The Valentin Pikul, built at St. Petersburg’s Almaz shipyard, is a Project 10410 vessel, NATO designation Firefly. It has a displacement of 375 tons, length of 49.5 meters, speed of 32 knots, sea endurance of ten days, and operating range of some 2,000 miles, and is armed with a 30-mm and a 76-mm artillery system.
The Mirazh, designed at the Almaz shipyard and built at the Vympel shipyard in Rybinsk, is currently undergoing final sea tests out of the Russian-leased shipyard in Feodosya, Ukraine. It is an all-weather vessel with a displacement of 121 tons, a length of 35 meters, a speed of up to 50 knots and an operating range of 1,000 miles. It is armed with a 30-mm artillery system for hitting air, surface and coastal targets. The Sokzhoy, built at the Volga shipyard in Nizhny Novgorod, is the first vessel of the Project 14230 type of air cushion vessels. It has a displacement of 99 tons, a speed of more than 50 knots and an operating range of 800 miles; its armament has not yet been disclosed. These vessels were commissioned by Russia’s Federal Border Guard Service for its Caspian squadron based at Kaspiisk.
That squadron, however, is second in strength to the Russian Navy’s Caspian Flotilla, based at Makhachkala. That flotilla is the sole naval force in Russia in recent years to have seen a net growth of its strength. It has been reinforced with combat units transferred from the Baltic Fleet, and is slated to acquire high-speed boats armed with updated Mosquito missiles this year.
Russian authorities are not offering any rationale for this policy, despite the obvious risks it poses to a closed sea increasingly crowded with oil and gas projects. Yet the buildup proceeds against the backdrop of unresolved issues of sectoral delimitation and of the officially declared Russian opposition to trans-Caspian pipelines. Absent explanations from Moscow–indeed in the absence of any discernible political or military rationale–the littoral states are left to conclude that the naval buildup may well aim to intimidate them.
Such was clearly the case in January of this year when Russia’s Caspian Flotilla exercised with live ammunition in “central parts” of the sea, then staged a show of gunboat diplomacy in front of Baku. The task force requested permission to enter Azerbaijani littoral waters and lay anchor in Baku only after it had done both. Azerbaijan did not protest. That demonstration of force was the first of its kind in the post-Soviet era in this closed sea.

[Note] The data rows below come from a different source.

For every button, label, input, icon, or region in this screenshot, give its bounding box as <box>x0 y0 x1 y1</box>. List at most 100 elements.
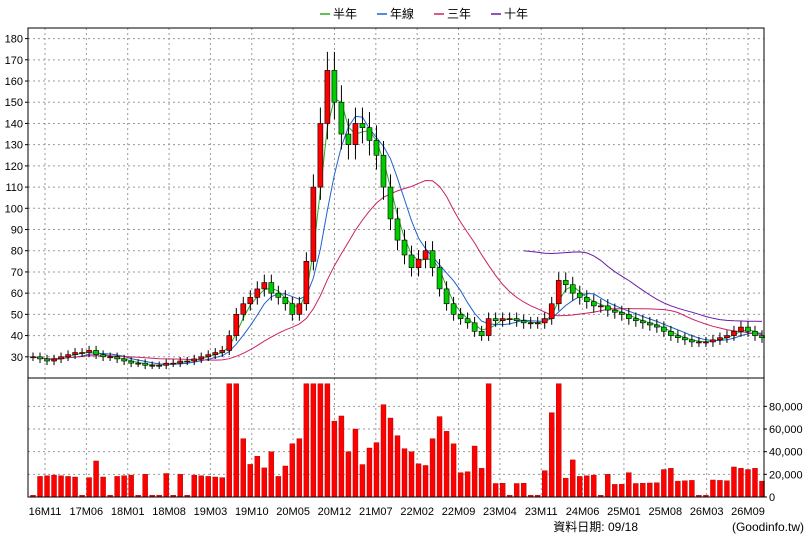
candle-body <box>212 352 219 355</box>
legend-label: 半年 <box>333 7 357 21</box>
volume-bar <box>408 451 415 498</box>
candle-body <box>135 362 141 365</box>
candle-body <box>219 350 226 353</box>
volume-bar <box>499 483 506 498</box>
volume-tick-label: 20,000 <box>769 469 803 481</box>
candle-body <box>142 362 148 366</box>
candle-body <box>275 292 282 298</box>
volume-bar <box>366 447 373 498</box>
candle-body <box>689 339 695 343</box>
volume-bar <box>619 483 625 498</box>
candle-body <box>324 70 331 124</box>
x-tick-label: 22M02 <box>400 506 434 518</box>
candle-body <box>72 352 78 355</box>
legend-label: 十年 <box>504 7 528 21</box>
price-grid <box>28 28 764 378</box>
legend-label: 年線 <box>390 6 414 21</box>
candle-body <box>611 309 618 313</box>
candle-body <box>640 320 646 324</box>
volume-bar <box>738 468 744 498</box>
volume-bar <box>724 480 730 498</box>
candle-body <box>30 356 36 359</box>
candle-body <box>163 362 169 366</box>
candle-body <box>499 318 506 322</box>
volume-bar <box>401 448 408 498</box>
volume-bar <box>219 477 225 498</box>
volume-bar <box>317 383 324 498</box>
candle-body <box>65 354 71 358</box>
candle-body <box>541 318 548 324</box>
volume-bar <box>44 475 50 498</box>
volume-bar <box>450 443 457 498</box>
volume-tick-label: 80,000 <box>769 401 803 413</box>
volume-tick-label: 0 <box>769 492 775 504</box>
candle-body <box>752 331 758 336</box>
volume-bar <box>254 456 261 498</box>
x-tick-label: 16M11 <box>29 506 62 518</box>
x-tick-label: 19M03 <box>194 506 228 518</box>
candle-body <box>240 303 247 315</box>
candle-body <box>338 101 345 135</box>
candle-body <box>422 250 429 260</box>
candle-body <box>121 358 127 362</box>
volume-bar <box>443 431 450 498</box>
x-tick-label: 25M08 <box>648 506 682 518</box>
legend: 半年 年線 三年 十年 <box>320 6 528 21</box>
candle-body <box>170 362 176 365</box>
price-tick-label: 70 <box>11 267 23 279</box>
volume-bar <box>72 476 78 498</box>
candle-body <box>597 305 604 308</box>
volume-bar <box>310 383 317 498</box>
price-tick-label: 40 <box>11 331 23 343</box>
volume-bar <box>485 383 492 498</box>
volume-bar <box>422 465 429 498</box>
candle-body <box>303 261 310 305</box>
volume-bar <box>268 451 275 498</box>
volume-bar <box>58 475 64 498</box>
volume-bar <box>577 476 583 498</box>
volume-bar <box>457 472 464 498</box>
volume-bars <box>30 383 765 498</box>
price-tick-label: 120 <box>5 161 23 173</box>
volume-bar <box>331 420 338 498</box>
volume-bar <box>296 438 303 498</box>
price-tick-label: 170 <box>5 55 23 67</box>
candle-body <box>457 314 464 319</box>
volume-bar <box>261 467 268 498</box>
volume-bar <box>233 383 239 498</box>
volume-bar <box>661 469 667 498</box>
candle-body <box>633 318 639 322</box>
candle-body <box>233 314 240 336</box>
volume-bar <box>282 465 289 498</box>
candle-body <box>583 297 590 302</box>
x-tick-label: 17M06 <box>70 506 104 518</box>
volume-bar <box>745 469 751 498</box>
ma-line <box>32 115 762 365</box>
candle-body <box>149 364 155 367</box>
candle-body <box>107 356 113 359</box>
price-tick-label: 140 <box>5 118 23 130</box>
price-tick-label: 30 <box>11 352 23 364</box>
candle-body <box>513 318 520 322</box>
volume-bar <box>689 480 695 498</box>
candle-body <box>485 318 492 336</box>
candle-body <box>408 254 415 268</box>
candle-body <box>331 70 338 103</box>
ma-line <box>32 179 763 361</box>
x-tick-label: 20M05 <box>276 506 310 518</box>
volume-bar <box>345 451 352 498</box>
price-tick-label: 50 <box>11 309 23 321</box>
candle-body <box>731 331 737 336</box>
candle-body <box>429 250 436 268</box>
volume-bar <box>478 468 485 498</box>
candle-body <box>359 123 366 128</box>
candle-body <box>745 326 751 332</box>
candle-body <box>51 358 57 362</box>
candle-body <box>44 358 50 362</box>
candle-body <box>387 186 394 220</box>
candle-body <box>668 331 674 336</box>
candle-body <box>724 335 730 338</box>
candle-body <box>128 360 134 364</box>
candle-body <box>261 282 268 290</box>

For their part, Azerbaijan, Kazakhstan and Turkmenistan each own a few small patrol craft, as a rule not combat-capable, and the most modern of which are too small to be armed. A few of these boats were delivered by the United States, which is careful to avoid any move that could be misperceived as fueling an arms race. In an interview just published in Baku, the U.S. ambassador to Azerbaijan, Ross Wilson, reaffirmed the U.S. policy which rules out a military presence or arms deliveries to Caspian states, emphasizing instead nonmilitary dimensions of security. By contrast, Russia last month offered an “arms-for-gas” deal to Turkmenistan. That country’s President Saparmurat Niazov expressed interest in naval vessels, to be paid for in natural gas.

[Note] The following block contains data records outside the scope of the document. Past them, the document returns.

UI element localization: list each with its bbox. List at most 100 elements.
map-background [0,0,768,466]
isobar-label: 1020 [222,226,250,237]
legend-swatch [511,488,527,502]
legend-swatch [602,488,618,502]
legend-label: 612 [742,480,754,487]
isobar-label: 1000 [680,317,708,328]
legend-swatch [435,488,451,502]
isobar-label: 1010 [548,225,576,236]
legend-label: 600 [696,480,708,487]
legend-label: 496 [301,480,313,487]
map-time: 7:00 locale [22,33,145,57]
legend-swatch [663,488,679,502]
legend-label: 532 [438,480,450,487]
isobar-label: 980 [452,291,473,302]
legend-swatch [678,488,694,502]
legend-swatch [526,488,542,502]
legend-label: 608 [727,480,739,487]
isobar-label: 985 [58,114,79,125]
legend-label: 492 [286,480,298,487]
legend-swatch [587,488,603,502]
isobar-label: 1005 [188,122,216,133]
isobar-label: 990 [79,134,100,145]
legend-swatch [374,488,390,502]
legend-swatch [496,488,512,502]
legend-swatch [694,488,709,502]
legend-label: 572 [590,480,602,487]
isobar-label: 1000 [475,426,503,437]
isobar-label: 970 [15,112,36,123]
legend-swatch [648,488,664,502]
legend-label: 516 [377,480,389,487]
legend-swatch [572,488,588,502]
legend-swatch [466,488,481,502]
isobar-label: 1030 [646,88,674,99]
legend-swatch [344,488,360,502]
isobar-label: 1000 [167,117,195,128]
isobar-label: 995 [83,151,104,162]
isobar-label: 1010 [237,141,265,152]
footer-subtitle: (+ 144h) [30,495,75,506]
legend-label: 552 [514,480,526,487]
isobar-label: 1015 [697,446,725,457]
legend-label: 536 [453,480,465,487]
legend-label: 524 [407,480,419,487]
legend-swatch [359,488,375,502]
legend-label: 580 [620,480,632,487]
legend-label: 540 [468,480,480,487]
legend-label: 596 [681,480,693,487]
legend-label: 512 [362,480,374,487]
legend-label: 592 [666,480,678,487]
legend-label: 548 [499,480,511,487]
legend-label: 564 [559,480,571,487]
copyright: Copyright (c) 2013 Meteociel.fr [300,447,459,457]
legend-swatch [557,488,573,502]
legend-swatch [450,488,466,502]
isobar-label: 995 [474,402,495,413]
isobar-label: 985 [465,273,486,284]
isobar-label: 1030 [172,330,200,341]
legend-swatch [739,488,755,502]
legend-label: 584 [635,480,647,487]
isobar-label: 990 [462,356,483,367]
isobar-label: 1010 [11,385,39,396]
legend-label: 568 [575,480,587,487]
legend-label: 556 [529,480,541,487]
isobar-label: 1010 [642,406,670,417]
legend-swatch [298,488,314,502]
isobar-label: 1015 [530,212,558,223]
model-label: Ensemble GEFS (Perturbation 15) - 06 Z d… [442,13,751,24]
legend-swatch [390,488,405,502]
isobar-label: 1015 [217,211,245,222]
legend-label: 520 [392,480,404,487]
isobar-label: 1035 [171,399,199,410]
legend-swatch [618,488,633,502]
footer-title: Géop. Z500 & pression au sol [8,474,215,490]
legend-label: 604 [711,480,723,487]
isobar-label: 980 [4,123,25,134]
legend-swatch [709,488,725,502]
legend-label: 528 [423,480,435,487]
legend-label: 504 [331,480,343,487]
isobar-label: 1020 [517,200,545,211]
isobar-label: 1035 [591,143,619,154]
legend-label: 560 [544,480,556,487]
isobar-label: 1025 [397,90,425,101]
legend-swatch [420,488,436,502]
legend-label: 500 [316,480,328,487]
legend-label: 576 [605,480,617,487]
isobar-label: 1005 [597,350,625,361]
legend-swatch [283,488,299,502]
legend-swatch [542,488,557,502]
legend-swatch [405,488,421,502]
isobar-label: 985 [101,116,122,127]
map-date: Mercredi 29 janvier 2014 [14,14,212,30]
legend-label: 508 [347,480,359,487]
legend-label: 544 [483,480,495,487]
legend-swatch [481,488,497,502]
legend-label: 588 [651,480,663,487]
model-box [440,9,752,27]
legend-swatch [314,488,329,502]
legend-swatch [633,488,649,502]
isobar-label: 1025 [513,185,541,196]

Iran is the only other country with a naval potential in the Caspian Sea. Tehran is a proponent of demilitarizing the Caspian, and has recently evidenced concern at Russia’s naval buildup and movements in that sea. Iran has, however, severely damaged its credibility with its sudden military move. Western countries have in the past looked at various proposals to demilitarize the Caspian Sea, but have not taken them up officially. With the recent and ongoing buildup of Russian naval capabilities, against the backdrop of Western-driven mineral development, the concept of demilitarization changes meaning. By now it must entail not only restrictions but also a builddown; and it cannot fail to include Western countries as active participants in a demilitarization of force-limitation regime. The West’s economic presence requires a corresponding political-diplomatic framework for regional security (Agentstvo Voyennykh Novostey, July 18-19; Kenneth Weisbrode, “Patrol Boat Procurement Makes Waves on the Caspian,” Eurasianet, July 17; Our Century, July 18-24; see the Monitor, January 16, July 17).